(edited by) Hava Aldouby – Shifting Interfaces, An Anthology of Presence, Empathy, and Agency in 21st-Century Media Arts

edited-by-hava-aldouby-shifting-interfaces-an-anthology-of-presence-empathy-and-agency-in-21st-century-media-arts-ok

Leuven University Press, ISBN-13: 978-9462702257, English, 332 pages, 2020, Belgium

If we can relate every medium to our senses, then we might also claim that media art is, more often than not, about our own subjectivity and our own bodies. Shifting Interfaces is an anthology of texts divided into three sections, each focusing on three different fields that affect our self-awareness. The first section features essays on the perception of our own presence and body, exploring the ephemeral dimensions of simulation (VR, telepresence, avatars), these spaces where intersubjectivity can manifest itself across different protocols. The second section critiques our lack of agency in embracing industrial and voracious big data platforms, discussing collective counter-strategies, including artworks that attack the outcomes of digital surveillance.
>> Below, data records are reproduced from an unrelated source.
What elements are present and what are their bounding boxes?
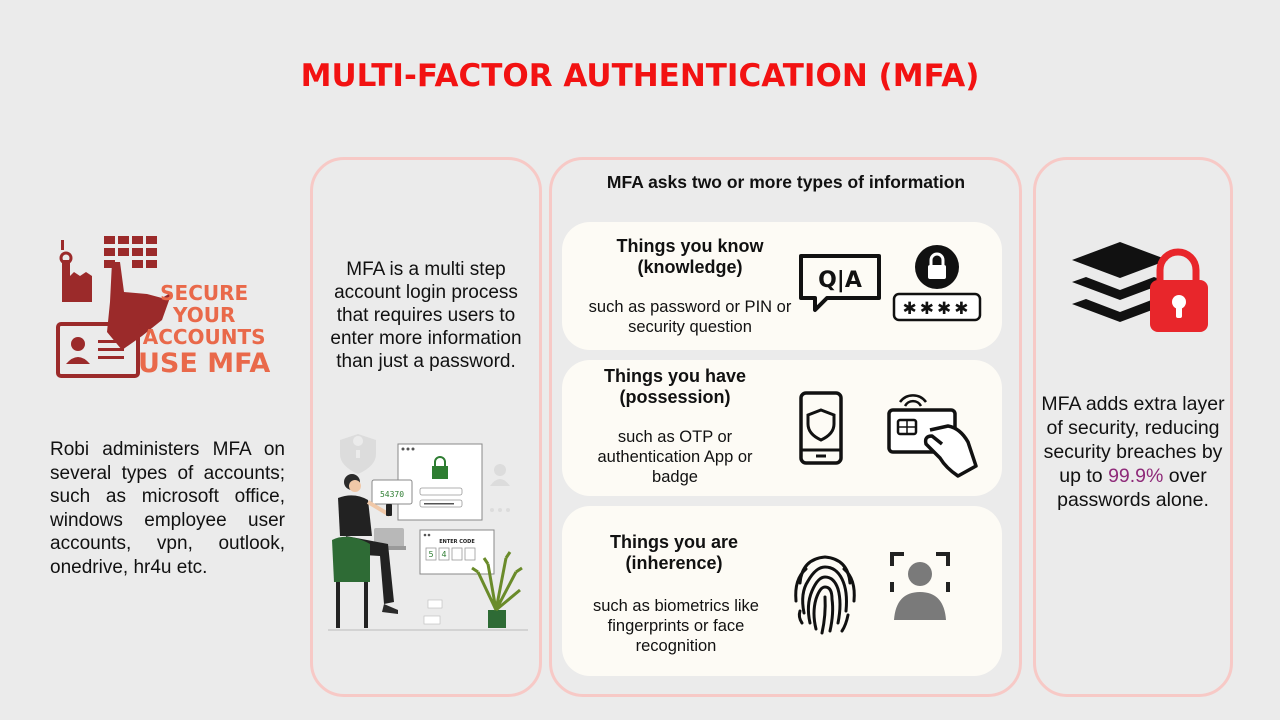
knowledge-desc: such as password or PIN or security ques…: [588, 298, 792, 336]
enter-code-label: ENTER CODE: [439, 539, 475, 545]
robi-accounts-text: Robi administers MFA on several types of…: [50, 439, 285, 578]
secure-accounts-logo-icon: [56, 236, 172, 378]
factors-heading: MFA asks two or more types of informatio…: [606, 172, 966, 192]
page-title: MULTI-FACTOR AUTHENTICATION (MFA): [300, 58, 980, 94]
code-box-2: 4: [441, 550, 446, 559]
possession-desc: such as OTP or authentication App or bad…: [597, 428, 753, 486]
qa-icon: Q|A: [799, 254, 881, 312]
mfa-login-illustration-icon: 54370 ENTER CODE 5 4: [328, 434, 528, 631]
lock-icon: [915, 245, 959, 289]
logo-line-1: SECURE: [160, 281, 249, 305]
logo-text: SECURE YOUR ACCOUNTS USE MFA: [138, 282, 270, 380]
logo-line-2: YOUR: [172, 303, 236, 327]
benefit-text: MFA adds extra layer of security, reduci…: [1040, 392, 1226, 512]
phone-shield-icon: [799, 391, 843, 465]
definition-text: MFA is a multi step account login proces…: [330, 259, 522, 372]
logo-line-3: ACCOUNTS: [142, 325, 266, 349]
knowledge-title: Things you know (knowledge): [616, 236, 764, 277]
benefit-text-after: over passwords alone.: [1057, 465, 1209, 511]
password-stars-icon: ✱✱✱✱: [892, 292, 982, 322]
code-box-1: 5: [428, 550, 433, 559]
otp-code: 54370: [380, 490, 404, 499]
layers-lock-icon: [1072, 242, 1208, 332]
badge-card-icon: [887, 394, 978, 478]
benefit-percentage: 99.9%: [1108, 465, 1164, 487]
possession-title: Things you have (possession): [603, 366, 747, 407]
inherence-desc: such as biometrics like fingerprints or …: [593, 597, 759, 655]
face-recognition-icon: [890, 552, 950, 620]
fingerprint-icon: [794, 555, 856, 635]
logo-line-4: USE MFA: [138, 348, 271, 379]
inherence-card: [562, 506, 1002, 676]
inherence-title: Things you are (inherence): [609, 532, 739, 573]
stars-text: ✱✱✱✱: [903, 299, 972, 319]
definition-panel: [310, 157, 542, 697]
qa-text: Q|A: [818, 268, 862, 293]
benefit-text-before: MFA adds extra layer of security, reduci…: [1041, 393, 1225, 487]
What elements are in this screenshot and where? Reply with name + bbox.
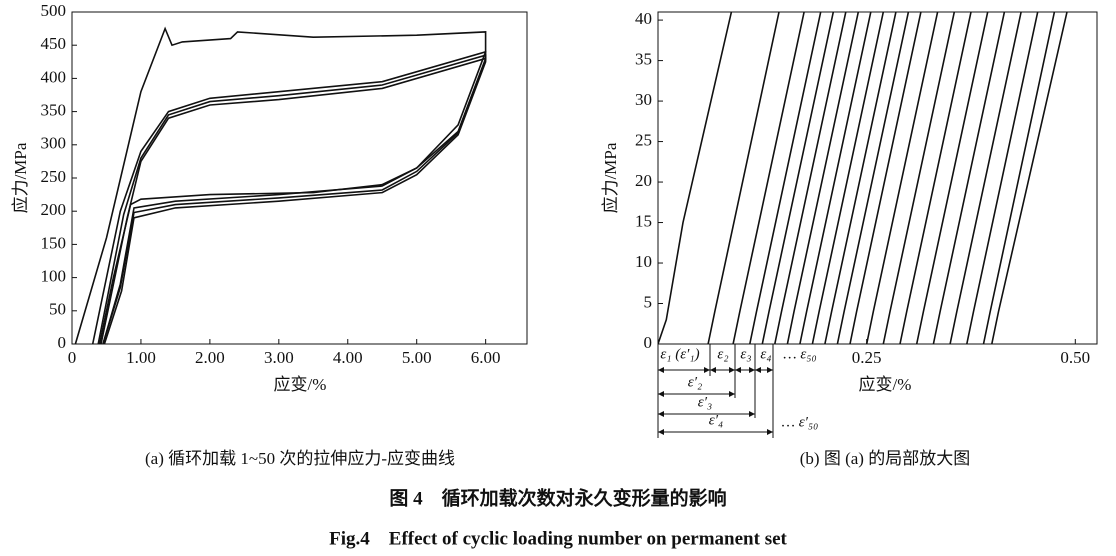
y-tick-label: 350 (41, 101, 67, 120)
curve (774, 12, 847, 344)
x-tick-label: 0.50 (1060, 348, 1090, 367)
x-tick-label: 5.00 (402, 348, 432, 367)
x-tick-label: 0.25 (852, 348, 882, 367)
annotation: ε′₃ (698, 394, 712, 410)
curve (991, 12, 1068, 344)
curve (882, 12, 956, 344)
y-tick-label: 40 (635, 9, 652, 28)
y-tick-label: 0 (644, 333, 653, 352)
annotation: ε₄ (760, 346, 771, 362)
curve (749, 12, 822, 344)
y-tick-label: 250 (41, 167, 67, 186)
annotation: ε₂ (717, 346, 728, 362)
curve (915, 12, 989, 344)
y-tick-label: 5 (644, 292, 653, 311)
y-tick-label: 500 (41, 1, 67, 20)
x-tick-label: 6.00 (471, 348, 501, 367)
annotation: … ε′₅₀ (782, 414, 819, 430)
y-tick-label: 100 (41, 267, 67, 286)
curve (799, 12, 872, 344)
caption: (a) 循环加载 1~50 次的拉伸应力-应变曲线 (145, 449, 455, 468)
plot-frame (71, 11, 528, 345)
curve (824, 12, 897, 344)
figure-title: Fig.4 Effect of cyclic loading number on… (329, 528, 787, 549)
y-axis-label: 应力/MPa (601, 142, 620, 213)
x-tick-label: 4.00 (333, 348, 363, 367)
curve (100, 57, 487, 344)
curve (811, 12, 885, 344)
y-tick-label: 0 (58, 333, 67, 352)
y-tick-label: 200 (41, 200, 67, 219)
y-tick-label: 50 (49, 300, 66, 319)
annotation: … ε₅₀ (783, 346, 816, 362)
x-tick-label: 0 (68, 348, 77, 367)
curve (982, 12, 1056, 344)
y-tick-label: 10 (635, 252, 652, 271)
y-tick-label: 25 (635, 130, 652, 149)
curve (732, 12, 805, 344)
y-tick-label: 20 (635, 171, 652, 190)
y-tick-label: 15 (635, 211, 652, 230)
curve (949, 12, 1022, 344)
x-tick-label: 2.00 (195, 348, 225, 367)
curve (966, 12, 1039, 344)
curve (836, 12, 910, 344)
y-axis-label: 应力/MPa (11, 142, 30, 213)
y-tick-label: 300 (41, 134, 67, 153)
annotation: ε₃ (740, 346, 751, 362)
epsilon-dimensions (657, 344, 774, 438)
annotation: ε′₂ (688, 374, 702, 390)
curve (658, 12, 733, 344)
curve (761, 12, 835, 344)
x-tick-label: 3.00 (264, 348, 294, 367)
curve (707, 12, 780, 344)
y-tick-label: 450 (41, 34, 67, 53)
curve (786, 12, 860, 344)
plot-frame (657, 11, 1098, 345)
curve (899, 12, 972, 344)
y-tick-label: 150 (41, 233, 67, 252)
x-axis-label: 应变/% (859, 375, 912, 394)
curve (932, 12, 1006, 344)
curve (849, 12, 922, 344)
x-tick-label: 1.00 (126, 348, 156, 367)
x-axis-label: 应变/% (274, 375, 327, 394)
figure-title: 图 4 循环加载次数对永久变形量的影响 (389, 486, 726, 509)
y-tick-label: 35 (635, 49, 652, 68)
annotation: ε′₄ (709, 412, 723, 428)
annotation: ε₁ (ε′₁) (660, 346, 699, 362)
curve (74, 26, 487, 344)
y-tick-label: 30 (635, 90, 652, 109)
curve (865, 12, 939, 344)
y-tick-label: 400 (41, 67, 67, 86)
caption: (b) 图 (a) 的局部放大图 (800, 449, 970, 468)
In the third section, several examples of non-human agents are explored, including biomedia art (with Jens Hauser discussing bacteria, for example), through to technologies that question human supremacy, or those that enhance human nature through previously impossible perspectives (drones). The selection of essays looks for “new forms of connectivity”, Aldouby argues. All contributions are academically and artistically on the cutting edge, and, displaying a critical awareness of various aspects of presence, empathy and agency, they provide the reader with a consistent, multifaceted overview.